These changes were motivated to support Cray systems and
making this bit of logic conditionally compiled only on
Cray systems seems the best option. Right now, that is the
most attractive option in my mind.

LLNL has no Cray systems and the vast majority of jobs are
submitted using sbatch, so these changes have gone unnoticed
by our users.

Moe


Quoting [email protected]:

Moe,

Yes,  that change does allow bash to run under salloc when salloc is
within a script.   Other shells ("tcsh", "ksh", and "zsh") on my system
would also fail to run, and now are ok.

I sympathize with Gerrit's problem of hung jobs,  and I understand his
motivation for trying to manage the potentially orphaned processes.  But I
have to contend with our users as well, many of whom have been happily
(until now) using salloc in scripts, or running it non-interactively as
background jobs,  without encountering any such dire consequences.

As you mentioned, perhaps the job control changes should be in conditional
code instead of general code, since the problem seems to be specific to
Cray?  What about other users of SLURM with Cray systems?   Doesn't LLNL
itself run SLURM on Cray?   Have you all encountered the same blockages of
resources that motivated Gerrit to add these changes?

        -Don Albert-





[email protected]
06/02/2011 06:47 AM

To
[email protected]
cc
[email protected]
Subject
Re: [slurm-dev] Running Salloc From Bash Fails Under 2.2.3?






Don,

I believe that the patch below will fix the problem that you have
reported and return salloc to something very similar to its previous
behavior. It would cause problems on Cray systems, so this logic
might be something that is conditionally compiled. Perhaps you could
try this change and see how it works for you.

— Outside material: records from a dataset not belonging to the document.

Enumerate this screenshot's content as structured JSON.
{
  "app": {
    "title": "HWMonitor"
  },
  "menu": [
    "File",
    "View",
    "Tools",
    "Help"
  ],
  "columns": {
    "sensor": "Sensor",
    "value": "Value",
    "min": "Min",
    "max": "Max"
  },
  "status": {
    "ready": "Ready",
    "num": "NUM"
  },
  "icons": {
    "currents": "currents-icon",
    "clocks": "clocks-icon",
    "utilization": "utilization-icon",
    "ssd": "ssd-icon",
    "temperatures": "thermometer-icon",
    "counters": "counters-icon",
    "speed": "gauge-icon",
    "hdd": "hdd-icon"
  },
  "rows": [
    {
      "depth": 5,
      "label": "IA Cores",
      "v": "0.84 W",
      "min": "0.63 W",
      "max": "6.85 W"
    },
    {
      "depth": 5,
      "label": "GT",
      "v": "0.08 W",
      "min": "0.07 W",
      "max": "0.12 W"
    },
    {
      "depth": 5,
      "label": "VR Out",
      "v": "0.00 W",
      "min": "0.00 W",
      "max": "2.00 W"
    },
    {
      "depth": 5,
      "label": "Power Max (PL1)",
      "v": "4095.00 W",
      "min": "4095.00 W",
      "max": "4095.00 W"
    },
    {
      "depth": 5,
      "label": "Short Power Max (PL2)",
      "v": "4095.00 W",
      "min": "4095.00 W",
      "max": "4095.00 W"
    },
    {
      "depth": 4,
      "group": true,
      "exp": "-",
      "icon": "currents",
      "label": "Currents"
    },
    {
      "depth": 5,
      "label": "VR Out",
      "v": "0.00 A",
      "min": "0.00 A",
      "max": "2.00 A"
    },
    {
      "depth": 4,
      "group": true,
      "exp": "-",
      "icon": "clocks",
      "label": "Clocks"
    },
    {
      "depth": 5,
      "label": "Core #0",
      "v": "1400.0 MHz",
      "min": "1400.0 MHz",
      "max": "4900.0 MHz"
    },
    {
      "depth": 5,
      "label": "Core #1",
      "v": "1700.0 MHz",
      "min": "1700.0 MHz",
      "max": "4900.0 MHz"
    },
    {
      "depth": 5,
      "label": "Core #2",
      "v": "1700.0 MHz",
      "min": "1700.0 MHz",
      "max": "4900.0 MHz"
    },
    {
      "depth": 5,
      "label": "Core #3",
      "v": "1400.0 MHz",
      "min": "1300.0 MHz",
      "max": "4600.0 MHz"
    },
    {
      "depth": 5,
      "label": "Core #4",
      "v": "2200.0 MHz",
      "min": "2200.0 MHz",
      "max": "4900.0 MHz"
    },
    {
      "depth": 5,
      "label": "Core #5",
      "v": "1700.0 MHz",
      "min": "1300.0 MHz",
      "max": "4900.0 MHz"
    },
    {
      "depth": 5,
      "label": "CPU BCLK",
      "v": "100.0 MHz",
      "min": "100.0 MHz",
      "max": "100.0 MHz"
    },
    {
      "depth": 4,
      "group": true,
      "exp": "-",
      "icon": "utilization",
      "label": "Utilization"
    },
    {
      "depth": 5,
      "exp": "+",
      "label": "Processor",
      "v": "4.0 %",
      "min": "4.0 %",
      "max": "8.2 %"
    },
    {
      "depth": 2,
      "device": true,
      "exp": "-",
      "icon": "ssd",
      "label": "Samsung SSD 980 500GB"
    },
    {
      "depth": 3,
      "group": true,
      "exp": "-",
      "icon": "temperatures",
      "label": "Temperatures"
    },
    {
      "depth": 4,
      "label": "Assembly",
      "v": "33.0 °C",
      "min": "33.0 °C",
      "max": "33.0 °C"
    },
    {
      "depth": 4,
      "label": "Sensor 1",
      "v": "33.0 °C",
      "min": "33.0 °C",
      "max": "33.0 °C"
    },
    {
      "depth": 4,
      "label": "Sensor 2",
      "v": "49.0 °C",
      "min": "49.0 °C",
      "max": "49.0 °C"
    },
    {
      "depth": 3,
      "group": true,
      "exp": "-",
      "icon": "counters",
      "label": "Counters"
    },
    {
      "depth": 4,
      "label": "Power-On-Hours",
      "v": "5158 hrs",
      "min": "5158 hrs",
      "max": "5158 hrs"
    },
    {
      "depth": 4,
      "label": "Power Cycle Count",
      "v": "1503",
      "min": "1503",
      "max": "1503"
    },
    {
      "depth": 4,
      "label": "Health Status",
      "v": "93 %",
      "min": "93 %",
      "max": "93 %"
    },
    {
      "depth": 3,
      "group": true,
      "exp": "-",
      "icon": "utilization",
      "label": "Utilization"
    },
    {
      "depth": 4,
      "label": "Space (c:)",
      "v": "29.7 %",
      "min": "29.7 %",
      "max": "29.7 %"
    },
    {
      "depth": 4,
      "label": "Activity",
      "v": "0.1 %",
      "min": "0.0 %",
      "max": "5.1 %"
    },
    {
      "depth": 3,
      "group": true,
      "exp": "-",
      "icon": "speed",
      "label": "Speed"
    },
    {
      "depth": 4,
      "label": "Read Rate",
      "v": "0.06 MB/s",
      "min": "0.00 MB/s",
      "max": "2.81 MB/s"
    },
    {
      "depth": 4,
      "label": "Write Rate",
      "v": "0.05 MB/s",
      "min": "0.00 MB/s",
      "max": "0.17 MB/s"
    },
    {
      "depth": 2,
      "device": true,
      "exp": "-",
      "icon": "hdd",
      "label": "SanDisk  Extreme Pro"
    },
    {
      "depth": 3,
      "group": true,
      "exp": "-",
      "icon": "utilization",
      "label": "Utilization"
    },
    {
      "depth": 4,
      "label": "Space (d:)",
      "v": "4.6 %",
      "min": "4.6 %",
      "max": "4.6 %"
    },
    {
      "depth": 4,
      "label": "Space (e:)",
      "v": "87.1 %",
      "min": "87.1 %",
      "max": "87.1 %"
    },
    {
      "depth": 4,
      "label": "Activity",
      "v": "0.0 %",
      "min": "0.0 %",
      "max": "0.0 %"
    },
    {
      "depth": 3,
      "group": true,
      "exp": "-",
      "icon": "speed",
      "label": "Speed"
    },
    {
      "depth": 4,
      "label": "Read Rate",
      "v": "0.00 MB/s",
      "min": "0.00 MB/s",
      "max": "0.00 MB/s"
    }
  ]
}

diff --git a/src/salloc/salloc.c b/src/salloc/salloc.c
index 4cbc9c5..092668f 100644
--- a/src/salloc/salloc.c
+++ b/src/salloc/salloc.c
@@ -219,10 +219,6 @@ int main(int argc, char *argv[])
          * a) input is from a terminal (stdin has valid termios
attributes),
          * b) controlling terminal exists (non-negative tpgid),
          * c) salloc is not run in allocation-only (--no-shell) mode,
-        * d) salloc runs in its own process group (true in interactive
-        *    shells that support job control),
-        * e) salloc has been configured at compile-time to support
background
-        *    execution and is not currently in the background process
group.
          */
         if (tcgetattr(STDIN_FILENO, &saved_tty_attributes) < 0) {
                 /*
@@ -234,9 +230,8 @@ int main(int argc, char *argv[])
                         error("no controlling terminal: please set
--no-shell");
                         exit(error_exit);
                 }
-       } else if ((!opt.no_shell) && (pid == getpgrp())) {
-               if (tpgid == pid)
-                       is_interactive = true;
+       } else if (!opt.no_shell) {
+               is_interactive = true;
  #ifdef SALLOC_RUN_FOREGROUND
                 while (tcgetpgrp(STDIN_FILENO) != pid) {
                         if (!is_interactive) {


Quoting Gerrit Renker <[email protected]>:

Don,

as I stated earlier, I am sorry that this broke things for you, but ...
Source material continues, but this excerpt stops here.